Where is your design-o-meter? Point at that sequence and see what does it say. You guys are not dumb, so stop acting it.
Look, if you want to use coin tossing appropriately to depict what happened, say at the origin of life “event,” let us do it with gusto and stake it out properly.
Imagine you had a large variety of different denominations of coins from different countries that simply flipped themselves as a matter of course. In order to even
enable your coin tossing machine to begin your “experiment,” the following had to happen and all of it blindly. A specific number of these coins, but not just any coins - they had to be American copper pennies - had to end up in a line 150 pennies long and in a very precise configuration, not just any order would suffice.
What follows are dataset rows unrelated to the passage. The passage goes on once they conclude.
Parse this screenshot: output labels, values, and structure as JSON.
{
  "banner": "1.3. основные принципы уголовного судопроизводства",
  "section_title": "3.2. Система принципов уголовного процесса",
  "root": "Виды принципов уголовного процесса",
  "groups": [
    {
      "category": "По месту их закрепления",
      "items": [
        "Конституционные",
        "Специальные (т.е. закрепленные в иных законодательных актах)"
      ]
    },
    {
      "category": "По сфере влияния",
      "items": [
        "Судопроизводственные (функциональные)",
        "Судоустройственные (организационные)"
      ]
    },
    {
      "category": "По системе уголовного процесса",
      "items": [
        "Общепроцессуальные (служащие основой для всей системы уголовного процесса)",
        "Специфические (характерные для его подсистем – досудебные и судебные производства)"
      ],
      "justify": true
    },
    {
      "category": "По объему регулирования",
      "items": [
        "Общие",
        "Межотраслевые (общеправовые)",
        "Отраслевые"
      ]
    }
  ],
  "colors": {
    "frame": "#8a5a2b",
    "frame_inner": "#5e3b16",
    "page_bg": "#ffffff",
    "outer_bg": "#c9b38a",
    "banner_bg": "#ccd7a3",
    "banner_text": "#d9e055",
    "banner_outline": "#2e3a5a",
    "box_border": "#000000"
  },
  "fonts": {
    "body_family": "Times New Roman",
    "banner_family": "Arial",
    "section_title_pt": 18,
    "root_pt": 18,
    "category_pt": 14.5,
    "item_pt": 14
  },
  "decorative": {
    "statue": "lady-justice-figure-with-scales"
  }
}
Perhaps with the specificity of your sequence but 150 instances long. If by chance, that happened to come about, the coins would form, because of some mysterious, but pre-determined fiat of nature, a coin tossing “machine” that would allow your experiment to take place.
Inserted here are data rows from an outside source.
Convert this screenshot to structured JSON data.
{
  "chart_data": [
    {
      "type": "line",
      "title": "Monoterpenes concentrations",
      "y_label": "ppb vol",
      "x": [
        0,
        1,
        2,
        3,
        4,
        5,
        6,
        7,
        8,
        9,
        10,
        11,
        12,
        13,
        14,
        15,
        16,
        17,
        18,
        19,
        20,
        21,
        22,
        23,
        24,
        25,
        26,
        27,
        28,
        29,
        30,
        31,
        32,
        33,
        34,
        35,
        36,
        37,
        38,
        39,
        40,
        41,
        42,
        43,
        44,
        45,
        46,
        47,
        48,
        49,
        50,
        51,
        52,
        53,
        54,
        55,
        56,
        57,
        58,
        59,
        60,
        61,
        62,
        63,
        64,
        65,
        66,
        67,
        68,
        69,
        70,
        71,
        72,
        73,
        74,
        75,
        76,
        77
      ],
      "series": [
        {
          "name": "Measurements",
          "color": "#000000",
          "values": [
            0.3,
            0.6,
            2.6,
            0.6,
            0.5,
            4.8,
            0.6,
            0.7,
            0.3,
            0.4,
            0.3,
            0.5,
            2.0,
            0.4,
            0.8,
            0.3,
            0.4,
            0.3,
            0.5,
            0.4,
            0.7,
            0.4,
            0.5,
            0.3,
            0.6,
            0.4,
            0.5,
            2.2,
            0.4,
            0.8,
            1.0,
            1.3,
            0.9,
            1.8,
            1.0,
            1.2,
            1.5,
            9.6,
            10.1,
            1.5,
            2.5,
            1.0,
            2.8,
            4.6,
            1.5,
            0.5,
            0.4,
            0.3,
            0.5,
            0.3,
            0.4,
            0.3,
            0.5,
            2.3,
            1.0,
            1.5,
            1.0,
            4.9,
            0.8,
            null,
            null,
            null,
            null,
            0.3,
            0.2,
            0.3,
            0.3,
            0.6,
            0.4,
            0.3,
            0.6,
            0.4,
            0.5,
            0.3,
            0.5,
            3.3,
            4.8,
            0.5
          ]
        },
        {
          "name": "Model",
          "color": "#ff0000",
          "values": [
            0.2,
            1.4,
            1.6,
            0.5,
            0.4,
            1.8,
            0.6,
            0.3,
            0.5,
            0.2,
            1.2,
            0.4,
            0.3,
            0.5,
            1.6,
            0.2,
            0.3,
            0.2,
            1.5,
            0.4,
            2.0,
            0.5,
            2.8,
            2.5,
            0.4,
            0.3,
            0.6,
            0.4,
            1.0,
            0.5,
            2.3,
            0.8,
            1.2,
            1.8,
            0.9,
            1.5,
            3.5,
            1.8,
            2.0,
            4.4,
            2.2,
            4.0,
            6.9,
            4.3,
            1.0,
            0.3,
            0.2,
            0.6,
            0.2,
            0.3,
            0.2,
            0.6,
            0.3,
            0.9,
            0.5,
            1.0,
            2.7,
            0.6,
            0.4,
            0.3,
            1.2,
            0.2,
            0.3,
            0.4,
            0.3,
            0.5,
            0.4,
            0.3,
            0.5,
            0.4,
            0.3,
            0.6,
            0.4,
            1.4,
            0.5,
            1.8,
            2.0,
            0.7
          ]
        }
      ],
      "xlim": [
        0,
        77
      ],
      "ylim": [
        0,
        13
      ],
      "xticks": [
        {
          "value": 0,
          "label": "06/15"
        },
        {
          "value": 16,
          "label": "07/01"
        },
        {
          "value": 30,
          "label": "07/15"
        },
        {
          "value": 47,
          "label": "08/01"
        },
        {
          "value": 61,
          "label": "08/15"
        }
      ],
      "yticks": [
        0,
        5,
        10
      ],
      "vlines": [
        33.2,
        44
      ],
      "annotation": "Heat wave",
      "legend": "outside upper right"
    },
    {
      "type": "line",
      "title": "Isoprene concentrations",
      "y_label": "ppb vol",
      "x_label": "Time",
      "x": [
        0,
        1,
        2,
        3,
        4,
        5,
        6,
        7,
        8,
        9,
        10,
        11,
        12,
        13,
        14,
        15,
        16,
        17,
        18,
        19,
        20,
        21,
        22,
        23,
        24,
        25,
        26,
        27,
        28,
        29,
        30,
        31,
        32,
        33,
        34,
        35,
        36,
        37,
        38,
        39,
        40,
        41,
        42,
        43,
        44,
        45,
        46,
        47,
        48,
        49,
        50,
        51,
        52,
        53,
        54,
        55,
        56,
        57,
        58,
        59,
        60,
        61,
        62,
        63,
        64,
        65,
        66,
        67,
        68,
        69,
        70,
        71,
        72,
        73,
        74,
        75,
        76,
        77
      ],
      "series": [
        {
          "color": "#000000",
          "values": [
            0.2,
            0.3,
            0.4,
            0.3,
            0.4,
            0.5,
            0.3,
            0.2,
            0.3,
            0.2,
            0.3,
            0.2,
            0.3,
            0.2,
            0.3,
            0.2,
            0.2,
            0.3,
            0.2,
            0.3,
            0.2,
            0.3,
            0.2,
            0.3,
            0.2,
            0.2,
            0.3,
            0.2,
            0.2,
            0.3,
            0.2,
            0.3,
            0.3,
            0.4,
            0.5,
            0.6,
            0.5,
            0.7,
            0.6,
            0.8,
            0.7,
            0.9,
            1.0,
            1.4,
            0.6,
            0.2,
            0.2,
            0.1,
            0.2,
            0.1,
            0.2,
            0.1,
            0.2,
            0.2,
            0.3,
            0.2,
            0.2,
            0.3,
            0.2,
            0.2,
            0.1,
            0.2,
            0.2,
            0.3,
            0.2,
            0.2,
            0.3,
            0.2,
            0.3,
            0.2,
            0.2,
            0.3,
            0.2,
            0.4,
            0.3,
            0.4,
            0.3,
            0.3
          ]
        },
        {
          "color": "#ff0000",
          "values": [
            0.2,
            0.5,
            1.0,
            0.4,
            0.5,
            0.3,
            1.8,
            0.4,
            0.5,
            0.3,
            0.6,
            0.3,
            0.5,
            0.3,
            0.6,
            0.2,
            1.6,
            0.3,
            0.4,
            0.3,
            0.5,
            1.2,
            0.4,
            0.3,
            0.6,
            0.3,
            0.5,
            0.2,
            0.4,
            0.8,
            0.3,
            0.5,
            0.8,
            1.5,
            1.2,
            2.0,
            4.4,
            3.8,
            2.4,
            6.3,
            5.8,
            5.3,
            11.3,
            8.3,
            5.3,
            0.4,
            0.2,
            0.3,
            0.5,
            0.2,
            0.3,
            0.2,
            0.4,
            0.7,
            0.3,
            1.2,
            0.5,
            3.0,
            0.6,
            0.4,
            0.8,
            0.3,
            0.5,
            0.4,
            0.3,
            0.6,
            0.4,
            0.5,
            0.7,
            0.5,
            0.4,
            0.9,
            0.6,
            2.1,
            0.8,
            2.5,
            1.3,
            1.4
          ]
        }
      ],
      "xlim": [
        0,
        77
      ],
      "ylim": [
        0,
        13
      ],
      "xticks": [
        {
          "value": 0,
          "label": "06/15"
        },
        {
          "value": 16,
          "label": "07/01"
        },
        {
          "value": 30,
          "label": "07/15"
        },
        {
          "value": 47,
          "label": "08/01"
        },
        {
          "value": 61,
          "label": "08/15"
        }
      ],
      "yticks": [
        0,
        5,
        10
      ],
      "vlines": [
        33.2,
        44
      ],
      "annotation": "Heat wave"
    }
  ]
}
Once the machine was formed, if that ever could happen by sheer dumb luck, then and only then would the machine begin to carry out your experiment.
But, hang onto your shorts, once the machine had formed itself, it could only stay assembled for a short period of time, perhaps a few days, before it fell apart and separated into its constituent penny components and no longer function to generate sequences. However, if during this short duration, the penny tossing “machine” did toss a very specific sequence of heads and tails such as yours, again determined by some mysterious fiat of nature, then and only then, it could replicate itself and keep the species “coin tosser” functionally existent and self-replicating.
Continuing the saga, once any self-replicating “coin tosser” was achieved, the specific sequence of outcomes would remain fairly intact and continue to replicate and make new coin tossing machines as a matter of course. Aye, but, as they say, there’s the rub, the sequence would not stay “perfectly” intact. Slight modifications to the output code would randomly occur to degenerate the sequence. As a result some of the newly generated coin tosser “machines” would lose function or gain new ones. Whether few or many machines continued to replicate or stay functional would be completely a matter of whether the modified order would stay within a certain fixed limit of change and whether that change happened to be suited to the environment that the coin tosser found itself in. Some changes would be advantageous, others not so much.
Now we can apply the design-o-meter. Do we detect the need for contrivance in this story or could all those elements to construct the entire scenario happen by sheer dumb and blind luck? My design-o-meter is showing purposeful intent. What about yours?